The second screening of A Fierce Green Fire: Battle for a Living Planet drew a good-sized audience to the MFAH on Sunday. Given the even larger audience for the “Environmental Challenges Facing Houston in the Next 25 Years” forum on August 28th, it seems like there is considerable interest in environmental issues in a city known more widely for the opposite sentiment. Mark Kitchell’s documentary will be released on Amazon Oct. 1st, and it premiered in 2012. With celebrity narrators (Robert Redford, Ashley Judd, Isabelle Alende, Van Jones, Meryl Streep) and a sweeping focus on the global (but especially American) environmental movement, A Fierce Green Fire is probably the most comprehensive documentary to cover this topic to date. It’s a good general overview, though the pace required to cover so much ground means that many of the stories have the quality of a Wikipedia “stub.”
A Fierce Green Fire has 5 chapters, each narrated by a different celebrity. On the surface, this is an elegant way of dividing the material. In practice, the brevity of the documentary means that some sections fall short of their promises. The “Alternatives” chapter, for example, gives a few brief notes and images on eco-communes and solar panels, then shifts to a long focus on Greenpeace and Paul Watson’s war against whaling, a campaign that seems more like direct action than an alternate society or resource.

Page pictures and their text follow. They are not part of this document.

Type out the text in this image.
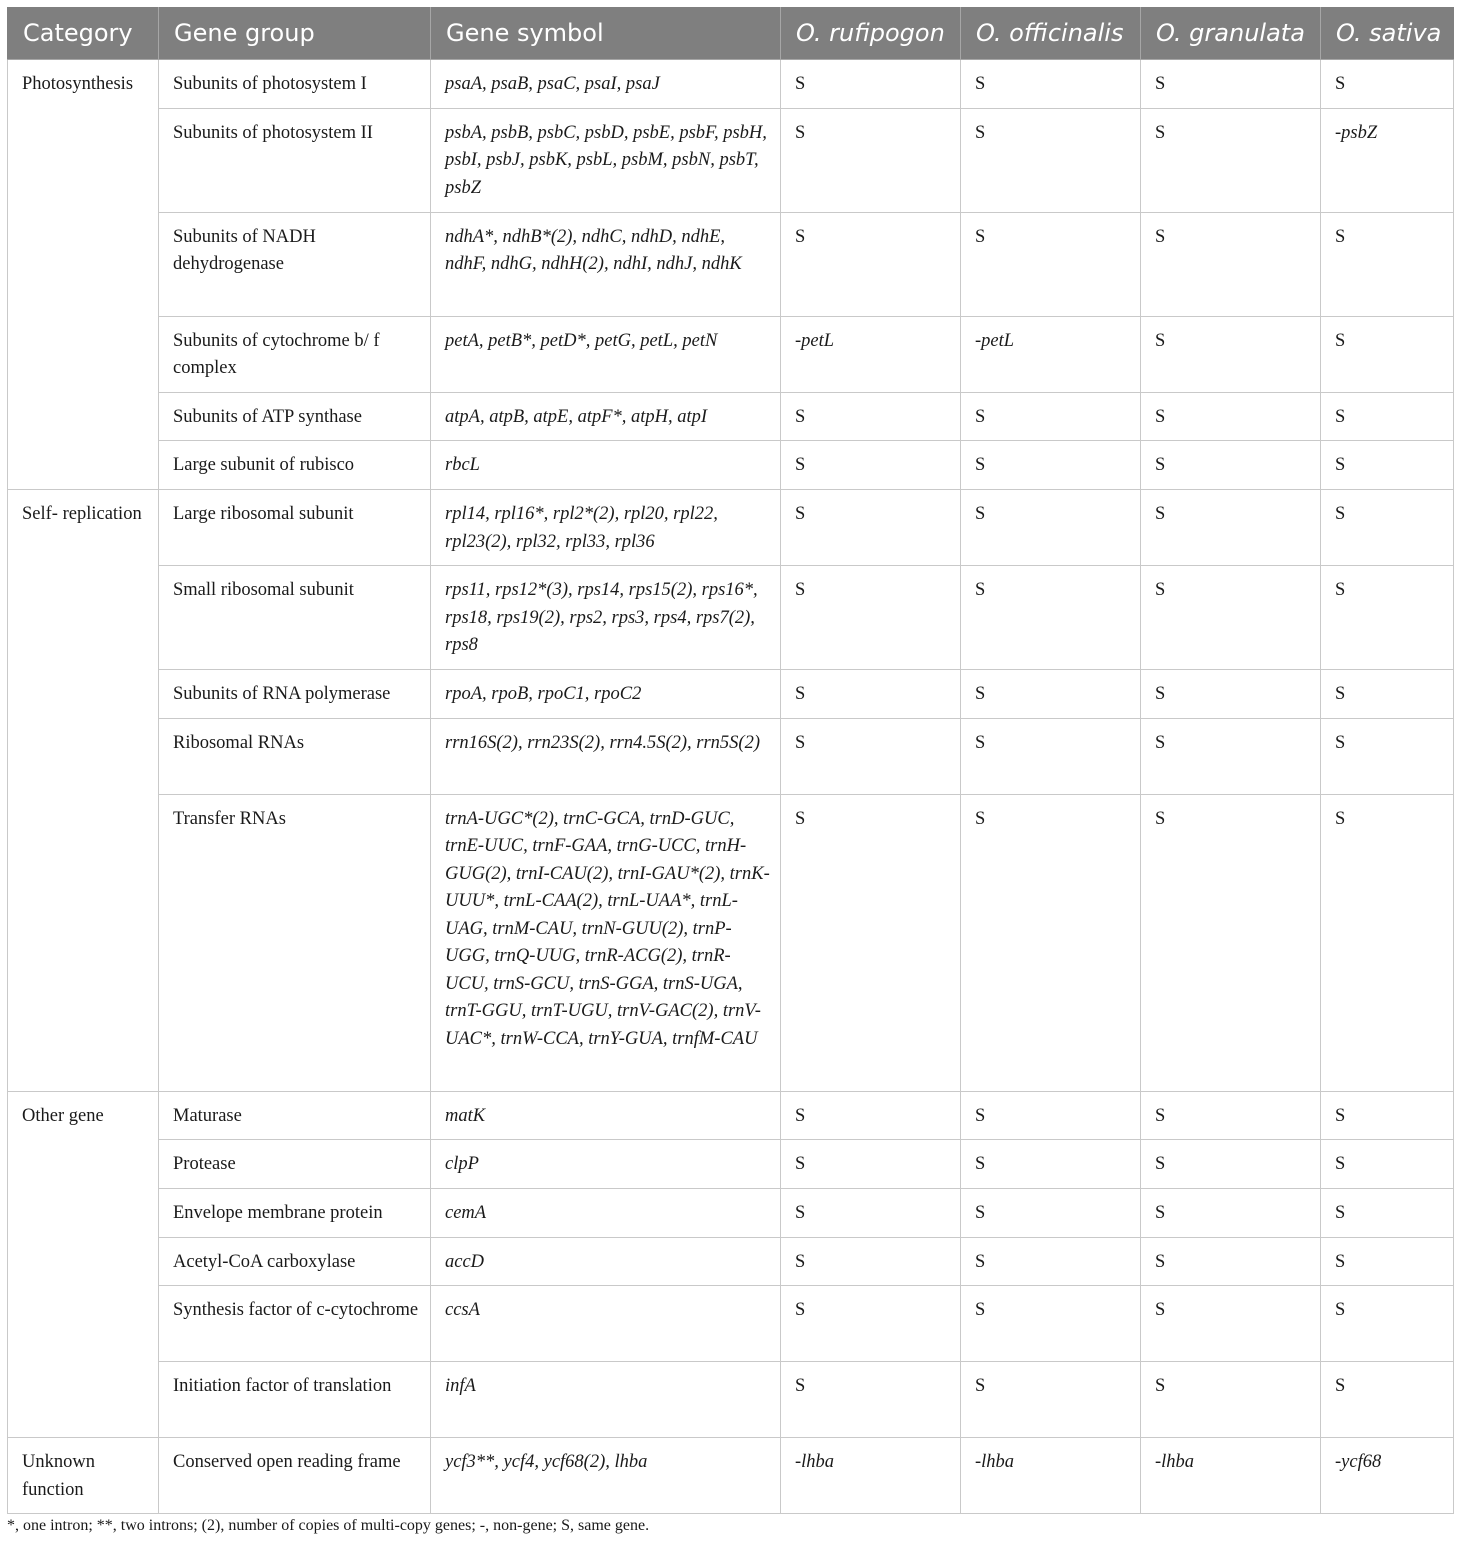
Category	Gene group	Gene symbol	O. rufipogon	O. officinalis	O. granulata	O. sativa
Photosynthesis	Subunits of photosystem I	psaA, psaB, psaC, psaI, psaJ	S	S	S	S
	Subunits of photosystem II	psbA, psbB, psbC, psbD, psbE, psbF, psbH, psbI, psbJ, psbK, psbL, psbM, psbN, psbT, psbZ	S	S	S	-psbZ
	Subunits of NADH dehydrogenase	ndhA*, ndhB*(2), ndhC, ndhD, ndhE, ndhF, ndhG, ndhH(2), ndhI, ndhJ, ndhK	S	S	S	S
	Subunits of cytochrome b/ f complex	petA, petB*, petD*, petG, petL, petN	-petL	-petL	S	S
	Subunits of ATP synthase	atpA, atpB, atpE, atpF*, atpH, atpI	S	S	S	S
	Large subunit of rubisco	rbcL	S	S	S	S
Self- replication	Large ribosomal subunit	rpl14, rpl16*, rpl2*(2), rpl20, rpl22, rpl23(2), rpl32, rpl33, rpl36	S	S	S	S
	Small ribosomal subunit	rps11, rps12*(3), rps14, rps15(2), rps16*, rps18, rps19(2), rps2, rps3, rps4, rps7(2), rps8	S	S	S	S
	Subunits of RNA polymerase	rpoA, rpoB, rpoC1, rpoC2	S	S	S	S
	Ribosomal RNAs	rrn16S(2), rrn23S(2), rrn4.5S(2), rrn5S(2)	S	S	S	S
	Transfer RNAs	trnA-UGC*(2), trnC-GCA, trnD-GUC, trnE-UUC, trnF-GAA, trnG-UCC, trnH-GUG(2), trnI-CAU(2), trnI-GAU*(2), trnK-UUU*, trnL-CAA(2), trnL-UAA*, trnL-UAG, trnM-CAU, trnN-GUU(2), trnP-UGG, trnQ-UUG, trnR-ACG(2), trnR-UCU, trnS-GCU, trnS-GGA, trnS-UGA, trnT-GGU, trnT-UGU, trnV-GAC(2), trnV-UAC*, trnW-CCA, trnY-GUA, trnfM-CAU	S	S	S	S
Other gene	Maturase	matK	S	S	S	S
	Protease	clpP	S	S	S	S
	Envelope membrane protein	cemA	S	S	S	S
	Acetyl-CoA carboxylase	accD	S	S	S	S
	Synthesis factor of c-cytochrome	ccsA	S	S	S	S
	Initiation factor of translation	infA	S	S	S	S
Unknown function	Conserved open reading frame	ycf3**, ycf4, ycf68(2), lhba	-lhba	-lhba	-lhba	-ycf68
*, one intron; **, two introns; (2), number of copies of multi-copy genes; -, non-gene; S, same gene.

But the scope is also what could make the film valuable for teaching. The wide-angle approach gives the newcomer a workable sense of where environmentalism came from and who some of its key figures have been. As a crash course, it covers enough material in 101 minutes to give students an impression of the tradition and send them off to explore whichever hyperlinks are most compelling.
The speedy montages cover the move from Theodore Roosevelt, Aldo Leopold, and early twentieth century preservationism to the formative and successful Sierra Club campaign to save the Grand Canyon from becoming a reservoir. From there, the film shifts to the 1960s explosion of environmentalism, associating it perhaps too strongly with the image of earth from the moon and the Whole Earth Catalogue (throughout the film, Steward Brand keeps returning to comment on the state of environmentalism). The second wave of environmentalism culminates in the Clean Air and Water Act, the Endangered Species Act, and the Environmental Protection Agency; Jimmy Carter’s solar panels (which Reagan caused to be removed from the White House) become a symbol for the neoliberal period’s erosion of the regulatory advances of the 1970s.

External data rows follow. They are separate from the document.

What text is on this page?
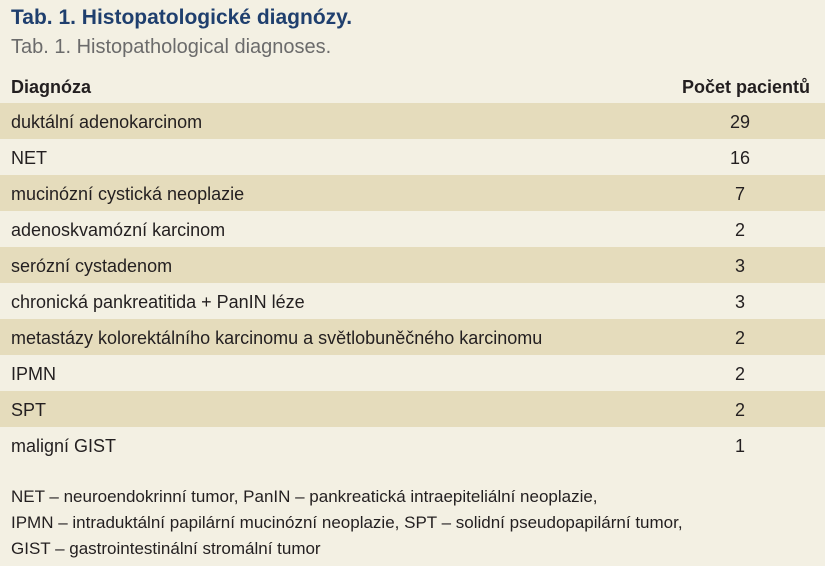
Tab. 1. Histopatologické diagnózy.
Tab. 1. Histopathological diagnoses.
Diagnóza	Počet pacientů
duktální adenokarcinom	29
NET	16
mucinózní cystická neoplazie	7
adenoskvamózní karcinom	2
serózní cystadenom	3
chronická pankreatitida + PanIN léze	3
metastázy kolorektálního karcinomu a světlobuněčného karcinomu	2
IPMN	2
SPT	2
maligní GIST	1
NET – neuroendokrinní tumor, PanIN – pankreatická intraepiteliální neoplazie,
IPMN – intraduktální papilární mucinózní neoplazie, SPT – solidní pseudopapilární tumor,
GIST – gastrointestinální stromální tumor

The strongest and most detailed story in A Fierce Green Fire is the toxic disaster in Love Canal, New York, which is mixed with commentary on Rachel Carson and her debates with industrial chemists. The takeaway message is that efforts to control nature lead to the kind of toxic pollution and human suffering that happened in Love Canal. The account of Lois Gibbs’s leadership is compelling. But the episode when she and other angry residents decide to take EPA agents hostage in order to force the federal government to relocate them from their corporately polluted environment made me reflect on the more brutal measures that would likely have be used to end a similarly peaceful protest today. Despite the focus on the role of women activists in this episode, though, we learn nothing further about ecofeminism or the gender dynamics of environmentalism. At the same time, the film’s (relatively) lengthy focus on Love Canal works against the common impression that environmentalism is more interested in wilderness landscapes than social justice.

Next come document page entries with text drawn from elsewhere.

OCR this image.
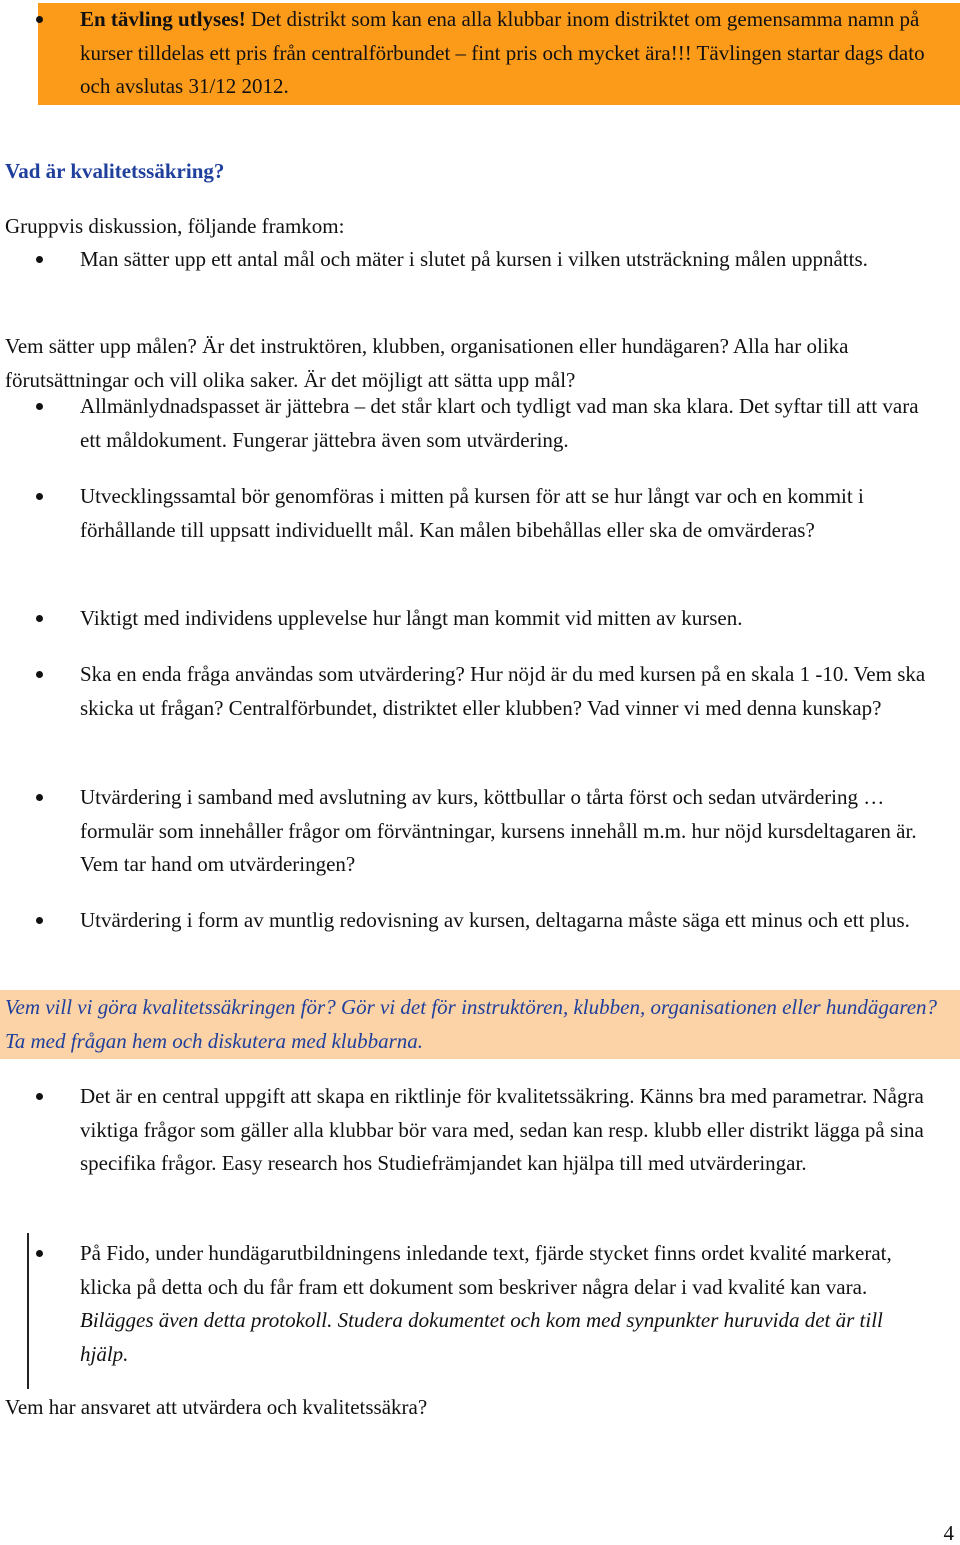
En tävling utlyses! Det distrikt som kan ena alla klubbar inom distriktet om gemensamma namn på kurser tilldelas ett pris från centralförbundet – fint pris och mycket ära!!! Tävlingen startar dags dato och avslutas 31/12 2012.
Vad är kvalitetssäkring?
Gruppvis diskussion, följande framkom:
Man sätter upp ett antal mål och mäter i slutet på kursen i vilken utsträckning målen uppnåtts.
Vem sätter upp målen? Är det instruktören, klubben, organisationen eller hundägaren? Alla har olika förutsättningar och vill olika saker. Är det möjligt att sätta upp mål?
Allmänlydnadspasset är jättebra – det står klart och tydligt vad man ska klara. Det syftar till att vara ett måldokument. Fungerar jättebra även som utvärdering.
Utvecklingssamtal bör genomföras i mitten på kursen för att se hur långt var och en kommit i förhållande till uppsatt individuellt mål. Kan målen bibehållas eller ska de omvärderas?
Viktigt med individens upplevelse hur långt man kommit vid mitten av kursen.
Ska en enda fråga användas som utvärdering? Hur nöjd är du med kursen på en skala 1 -10. Vem ska skicka ut frågan? Centralförbundet, distriktet eller klubben? Vad vinner vi med denna kunskap?
Utvärdering i samband med avslutning av kurs, köttbullar o tårta först och sedan utvärdering … formulär som innehåller frågor om förväntningar, kursens innehåll m.m. hur nöjd kursdeltagaren är. Vem tar hand om utvärderingen?
Utvärdering i form av muntlig redovisning av kursen, deltagarna måste säga ett minus och ett plus.
Vem vill vi göra kvalitetssäkringen för? Gör vi det för instruktören, klubben, organisationen eller hundägaren? Ta med frågan hem och diskutera med klubbarna.
Det är en central uppgift att skapa en riktlinje för kvalitetssäkring. Känns bra med parametrar. Några viktiga frågor som gäller alla klubbar bör vara med, sedan kan resp. klubb eller distrikt lägga på sina specifika frågor. Easy research hos Studiefrämjandet kan hjälpa till med utvärderingar.
På Fido, under hundägarutbildningens inledande text, fjärde stycket finns ordet kvalité markerat, klicka på detta och du får fram ett dokument som beskriver några delar i vad kvalité kan vara. Bilägges även detta protokoll. Studera dokumentet och kom med synpunkter huruvida det är till hjälp.
Vem har ansvaret att utvärdera och kvalitetssäkra?
4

In this same vein, the role of environmentalism in the civil rights movement gets hardly any airspace, though we hear a few words of a powerful speech by James Farmer, who argued that environmental problems need to be addressed so that social equality doesn’t turn into “equality of extinction.” But A Fierce Green Fire does pay attention to the emergence of the environmental justice movement and to critiques of environmental racism. In a section dedicated to environmentalism “going global” (which tends to reinforce the sense that it all starts in America) the centerpiece is the work of Chico Mendez to protect Amazonian forests and communities. Vandana Shiva makes a brief appearance to talk about the right to clean water, and Houston’s Bob Bullard lays out the stakes and meaning of environmental racism.
The documentary ends with a focus on climate change. The brief history closes with melancholy uncertainty and anxiety about the inability of political and economic leaders to address global warming. The film’s projected is catastrophic, especially when it claims that environmentalism has shifted, in the ‘90s and ‘00s, from trying to save wild places to trying to save human society.
A Fierce Green Fire’s pithy opening claim is that “the environmental movement is about nature vs. humanity.” From an ecocritical vantage, what really seems to be missing is any perspective that questions the relation between nature and culture, on the one hand, and any perspective that speaks to the political character “humanity” on the other. Particularly when geologists are debating the concept of the Anthropocene, whereby no aspect of earth remains outside human-technological influence, a documentary like A Fierce Green Fire should have some stake in asking where the idea of an absolute separation of nature and humanity comes from, and what its legacy has been in the movement. When it comes to politics, the film pulls a lot of punches. Though it criticizes the weakness of global climate action, it ultimately includes no voice that would implicate neoliberal capitalism and globalization in the problem of global warming and the barriers to a solution.